Ellen's quilts are amazing and I love how she dyes her fabrics. She works to convey the effects of a definite light source--can you see it in the pictures? I also got a load of dyed cheesecloth, perle cotton, and a magical piece of sheer fabric, shown together in a photo.
I loved meeting and chatting with Ellen and her friends (and her amazing greyhounds--they are so sweet and loving and I was very sad to learn Beau suddenly died this week). I also got a sneak peek at a design tutorial Ellen is working on. (Check out the one one her website--it's great.)
I did do some other things besides rust last weekend. Each year I need to make several holiday ornaments for exchanges, gifts, and displays. I did this one mostly in one long evening...pulled thread on canvas. It's always fun to experiment with pulled thread stitches. It's a little harder on canvas and my hands did hurt the next morning, but I like the lacy look enough for it to be worth it.
The "rose" images are actually the cut off end of a head of baby bok choy. The circles are the cut off end of a small zucchini. I used pigment stamp pads in gold, silver and copper to print my totally random design. I think it came out pretty cool.
I need to press it to set it and then I need to figure out what I want to do with it!

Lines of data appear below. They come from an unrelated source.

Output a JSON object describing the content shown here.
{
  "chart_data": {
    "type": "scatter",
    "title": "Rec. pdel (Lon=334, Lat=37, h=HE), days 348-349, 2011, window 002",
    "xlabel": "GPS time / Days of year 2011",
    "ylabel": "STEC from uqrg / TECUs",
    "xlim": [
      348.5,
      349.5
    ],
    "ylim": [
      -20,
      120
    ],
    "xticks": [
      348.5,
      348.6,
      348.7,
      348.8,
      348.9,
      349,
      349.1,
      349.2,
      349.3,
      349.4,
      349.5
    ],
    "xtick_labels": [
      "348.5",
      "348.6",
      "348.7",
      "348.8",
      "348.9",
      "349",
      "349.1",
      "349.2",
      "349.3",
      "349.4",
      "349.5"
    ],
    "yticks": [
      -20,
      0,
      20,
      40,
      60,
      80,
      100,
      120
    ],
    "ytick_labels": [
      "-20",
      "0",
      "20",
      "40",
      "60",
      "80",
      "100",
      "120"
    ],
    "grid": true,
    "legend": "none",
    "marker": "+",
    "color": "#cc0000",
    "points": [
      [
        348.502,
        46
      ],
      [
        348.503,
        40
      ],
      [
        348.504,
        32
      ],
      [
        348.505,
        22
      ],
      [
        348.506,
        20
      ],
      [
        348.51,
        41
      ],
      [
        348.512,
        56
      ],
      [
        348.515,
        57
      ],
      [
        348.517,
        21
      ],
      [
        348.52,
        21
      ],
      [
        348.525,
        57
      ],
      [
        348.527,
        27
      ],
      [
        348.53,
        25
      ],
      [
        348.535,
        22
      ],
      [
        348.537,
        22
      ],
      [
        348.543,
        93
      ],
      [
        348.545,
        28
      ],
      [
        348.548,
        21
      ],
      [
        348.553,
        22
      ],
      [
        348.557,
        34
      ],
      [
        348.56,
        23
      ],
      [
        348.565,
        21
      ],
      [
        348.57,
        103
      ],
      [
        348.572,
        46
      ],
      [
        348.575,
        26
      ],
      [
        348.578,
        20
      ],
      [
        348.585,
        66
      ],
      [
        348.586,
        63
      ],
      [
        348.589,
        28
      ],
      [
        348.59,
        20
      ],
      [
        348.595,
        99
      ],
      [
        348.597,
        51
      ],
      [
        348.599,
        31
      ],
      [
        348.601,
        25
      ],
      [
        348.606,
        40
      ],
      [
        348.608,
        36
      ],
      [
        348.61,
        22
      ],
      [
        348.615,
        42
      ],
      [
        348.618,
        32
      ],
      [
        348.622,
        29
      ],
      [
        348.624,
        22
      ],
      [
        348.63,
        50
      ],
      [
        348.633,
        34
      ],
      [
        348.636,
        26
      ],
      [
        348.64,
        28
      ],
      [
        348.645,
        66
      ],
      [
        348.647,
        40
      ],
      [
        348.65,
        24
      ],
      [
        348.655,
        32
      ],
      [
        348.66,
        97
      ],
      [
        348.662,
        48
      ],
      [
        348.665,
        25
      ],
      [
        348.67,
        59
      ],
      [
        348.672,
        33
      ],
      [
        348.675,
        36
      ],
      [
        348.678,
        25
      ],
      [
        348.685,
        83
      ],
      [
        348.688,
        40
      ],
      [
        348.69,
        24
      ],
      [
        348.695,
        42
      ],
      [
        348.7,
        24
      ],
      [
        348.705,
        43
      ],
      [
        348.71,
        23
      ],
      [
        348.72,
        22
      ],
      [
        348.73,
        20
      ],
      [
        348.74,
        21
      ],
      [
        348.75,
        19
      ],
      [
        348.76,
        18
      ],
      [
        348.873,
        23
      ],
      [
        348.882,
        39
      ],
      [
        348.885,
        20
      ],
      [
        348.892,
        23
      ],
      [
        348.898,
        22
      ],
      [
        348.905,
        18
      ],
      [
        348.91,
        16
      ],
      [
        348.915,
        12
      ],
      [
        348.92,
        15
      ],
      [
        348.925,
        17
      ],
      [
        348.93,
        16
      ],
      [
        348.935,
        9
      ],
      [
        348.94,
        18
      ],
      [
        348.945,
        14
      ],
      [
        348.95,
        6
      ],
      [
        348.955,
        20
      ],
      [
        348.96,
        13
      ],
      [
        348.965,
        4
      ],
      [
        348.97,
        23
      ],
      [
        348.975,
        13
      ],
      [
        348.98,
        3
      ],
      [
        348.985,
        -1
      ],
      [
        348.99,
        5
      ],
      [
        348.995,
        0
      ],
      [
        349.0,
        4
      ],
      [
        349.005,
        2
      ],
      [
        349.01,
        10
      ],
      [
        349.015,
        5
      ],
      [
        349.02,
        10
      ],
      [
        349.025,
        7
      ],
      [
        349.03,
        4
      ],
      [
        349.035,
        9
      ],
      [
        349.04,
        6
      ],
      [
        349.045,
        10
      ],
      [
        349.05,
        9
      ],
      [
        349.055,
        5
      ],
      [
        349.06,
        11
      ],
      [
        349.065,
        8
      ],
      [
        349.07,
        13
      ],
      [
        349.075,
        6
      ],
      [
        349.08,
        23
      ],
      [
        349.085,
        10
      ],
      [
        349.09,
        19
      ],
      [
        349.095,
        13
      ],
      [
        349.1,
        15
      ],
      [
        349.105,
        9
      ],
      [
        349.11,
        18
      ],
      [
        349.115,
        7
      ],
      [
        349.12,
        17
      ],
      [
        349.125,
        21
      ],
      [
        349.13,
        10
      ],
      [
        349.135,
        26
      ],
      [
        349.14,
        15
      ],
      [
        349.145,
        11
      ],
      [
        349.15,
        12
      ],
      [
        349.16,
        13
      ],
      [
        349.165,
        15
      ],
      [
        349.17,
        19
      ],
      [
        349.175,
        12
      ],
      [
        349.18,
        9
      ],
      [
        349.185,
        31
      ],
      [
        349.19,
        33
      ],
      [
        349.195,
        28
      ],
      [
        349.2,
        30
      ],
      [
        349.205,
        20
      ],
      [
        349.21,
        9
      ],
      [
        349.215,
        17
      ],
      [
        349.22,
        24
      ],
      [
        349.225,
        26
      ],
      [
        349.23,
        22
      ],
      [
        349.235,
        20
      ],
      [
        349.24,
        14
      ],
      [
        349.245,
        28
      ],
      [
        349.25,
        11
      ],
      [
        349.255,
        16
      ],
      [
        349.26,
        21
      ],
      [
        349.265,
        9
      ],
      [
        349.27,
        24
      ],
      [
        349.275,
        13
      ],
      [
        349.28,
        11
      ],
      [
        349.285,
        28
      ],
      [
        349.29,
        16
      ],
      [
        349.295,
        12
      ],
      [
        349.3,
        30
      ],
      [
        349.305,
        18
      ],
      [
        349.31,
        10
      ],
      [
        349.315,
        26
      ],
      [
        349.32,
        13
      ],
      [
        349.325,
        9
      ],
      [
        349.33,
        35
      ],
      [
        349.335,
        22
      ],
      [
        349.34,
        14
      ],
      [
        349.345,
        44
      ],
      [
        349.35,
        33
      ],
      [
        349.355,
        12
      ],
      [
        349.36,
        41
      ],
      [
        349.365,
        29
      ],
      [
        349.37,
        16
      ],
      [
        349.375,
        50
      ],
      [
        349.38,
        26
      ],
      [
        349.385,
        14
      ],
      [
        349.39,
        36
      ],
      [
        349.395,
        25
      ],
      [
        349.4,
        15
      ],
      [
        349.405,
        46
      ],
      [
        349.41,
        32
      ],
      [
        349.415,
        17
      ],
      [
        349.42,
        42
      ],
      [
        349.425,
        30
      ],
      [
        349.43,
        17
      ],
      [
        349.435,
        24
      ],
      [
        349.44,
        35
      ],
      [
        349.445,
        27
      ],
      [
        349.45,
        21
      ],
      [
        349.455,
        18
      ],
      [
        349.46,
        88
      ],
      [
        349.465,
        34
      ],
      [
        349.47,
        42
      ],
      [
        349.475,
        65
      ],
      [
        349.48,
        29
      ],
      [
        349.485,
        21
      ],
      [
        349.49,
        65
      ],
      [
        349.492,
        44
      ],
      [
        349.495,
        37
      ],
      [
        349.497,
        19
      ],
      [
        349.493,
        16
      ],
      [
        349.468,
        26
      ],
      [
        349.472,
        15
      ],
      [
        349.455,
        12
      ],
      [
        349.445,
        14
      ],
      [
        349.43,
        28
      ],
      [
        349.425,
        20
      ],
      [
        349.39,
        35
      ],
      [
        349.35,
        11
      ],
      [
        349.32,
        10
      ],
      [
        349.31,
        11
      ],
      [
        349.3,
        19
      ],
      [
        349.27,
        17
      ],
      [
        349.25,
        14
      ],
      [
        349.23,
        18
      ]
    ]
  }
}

While at last weekend's quilt show, I met Lois Jarvis (here, too). She made the Ground Zero quilt that was on display at the show and had a lovely booth. This is a sample piece of her rust dyeing--it's amazing. So, I bought a rust dyeing kit that included this cd and everything needed to try it out including prepared for dyeing (pfd) fabric so I could just dive in. Let's make rust!
I didn't get to it Saturday (and it was a shame because it was hot this weekend) and ended up getting things going after dark Sunday night. (It's getting dark way too early now!) We have a street lamp across from our house so I worked on the front steps and my fabric has been dyeing itself all week there, to the consternation of the squirrels and confusion of my hubby's friends.
So here it is, all wrapped and tied to cook away in the sun. I got an inexpensive plain toolbox from HobbyLobby to hold the dyeing fabric and give me a place to rinse it out and, hopefully, store some of the dyeing equipment. It got cool and rainy but I figured that would be okay because it would just dye more slowly and I won't have time to unwrap it until this weekend.
I had also purchased some iron filings and decided to try magnet dyeing--I placed a magnet cut out into a pumpkin shape in a plastic veg tray. I laid a piece of damp pfd fabric on it and sprinkled on the iron filing. Supposedly they would gravitate to the magnet. I added salt and let it sit over night. This is what I got.
Here are the rinsed pieces. Not very pumpkin like but kinda cool. This fabric is certainly stained! I learned that unless I wanted to smell like iron all day I need to wear gloves. And not wash things out in the bathroom sink.
Here's the fabric bundle on day two. Not much change.
Here's day four. I got more copper wire to wrap the outside layer. (I did a double layer--of course I can't follow instructions!)
Here's the underside on day four. Gettin' rusty!
I didn't get a shot this morning but it was looking pretty gross--which seems to me to be a good thing. I went out and got some additional supplies--more steel wool, face masks (just cheapies), coffee filters to filter the rinse water, a cheap strainer to hold the coffee filters. My starter kit included gloves and synthrapol to wash the fabrics in when they're done. I also rounded up some yogurt containers from recycling (the quart size) to use to hold my new stash of rusty bits.